At last a warm day came, and Gwyn asked Da for permission to close up old Megg's hut and bring down whatever goats had wandered back. He would have said yes, she thought, but then Blithe appeared with her husband, Guy, who left her at the Inn for a day's visit while he took a broken plow to the Blacksmith's. So Gwyn had to stay nearby and try to talk to Blithe, who sat hunched on a stool by the fire, resisting all of their mother's efforts to draw her out. “It's as if,” Gwyn's mother said to Gwyn, watching Blithe walk away in the afternoon, drooping on Guy's arm, “she's the only woman ever to lose a child.

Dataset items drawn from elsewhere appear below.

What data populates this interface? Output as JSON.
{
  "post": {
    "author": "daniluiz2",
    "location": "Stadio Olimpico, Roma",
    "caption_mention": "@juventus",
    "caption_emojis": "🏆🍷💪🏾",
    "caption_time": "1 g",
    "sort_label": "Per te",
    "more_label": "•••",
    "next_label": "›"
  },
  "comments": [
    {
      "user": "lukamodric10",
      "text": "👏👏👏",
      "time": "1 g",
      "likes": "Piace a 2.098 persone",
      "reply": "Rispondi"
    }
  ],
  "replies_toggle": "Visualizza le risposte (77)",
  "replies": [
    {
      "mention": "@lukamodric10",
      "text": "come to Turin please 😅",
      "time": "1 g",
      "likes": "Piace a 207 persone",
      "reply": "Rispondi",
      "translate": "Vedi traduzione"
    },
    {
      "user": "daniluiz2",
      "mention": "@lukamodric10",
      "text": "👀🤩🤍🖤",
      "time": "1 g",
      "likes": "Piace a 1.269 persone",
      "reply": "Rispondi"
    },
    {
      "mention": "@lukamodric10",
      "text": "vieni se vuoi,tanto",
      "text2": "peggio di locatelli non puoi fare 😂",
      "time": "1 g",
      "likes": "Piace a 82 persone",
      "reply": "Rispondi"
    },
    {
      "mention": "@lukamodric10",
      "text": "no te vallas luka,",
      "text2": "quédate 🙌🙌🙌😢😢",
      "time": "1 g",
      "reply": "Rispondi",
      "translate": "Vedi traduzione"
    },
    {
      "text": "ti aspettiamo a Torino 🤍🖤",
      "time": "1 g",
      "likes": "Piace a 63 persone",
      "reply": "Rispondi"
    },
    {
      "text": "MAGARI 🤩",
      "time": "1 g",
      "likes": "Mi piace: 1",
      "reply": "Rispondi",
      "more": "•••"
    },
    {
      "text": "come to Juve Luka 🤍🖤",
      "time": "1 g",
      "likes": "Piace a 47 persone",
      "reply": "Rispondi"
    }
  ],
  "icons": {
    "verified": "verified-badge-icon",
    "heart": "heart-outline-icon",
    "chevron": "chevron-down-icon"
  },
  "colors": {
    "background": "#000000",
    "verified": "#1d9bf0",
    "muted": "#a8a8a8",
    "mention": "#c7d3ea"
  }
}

She's stubborn in her grief, your sister.”
“That's her way, Mother,” Gwyn pointed out. Whatever Blithe wanted, she wanted absolutely and immediately. There was no budging Blithe. First she did not want to marry, and no man could come courting her, whatever her parents advised. Then Guy asked for her and she wanted to marry him right away. Nothing would stand in her way, not the bad weather nor the silver coin it would cost. So they went into Hildebrand's City and were married by the priest there, instead of waiting until the Spring Fair when the priest would come out to perform marriages for all who asked, at no cost. Now it was this childânothing but the one child, dead now over a year, would ease her heart. Until that child was returned to her, she would grieve. “I don't know how Guy is so patient with her,” Gwyn said.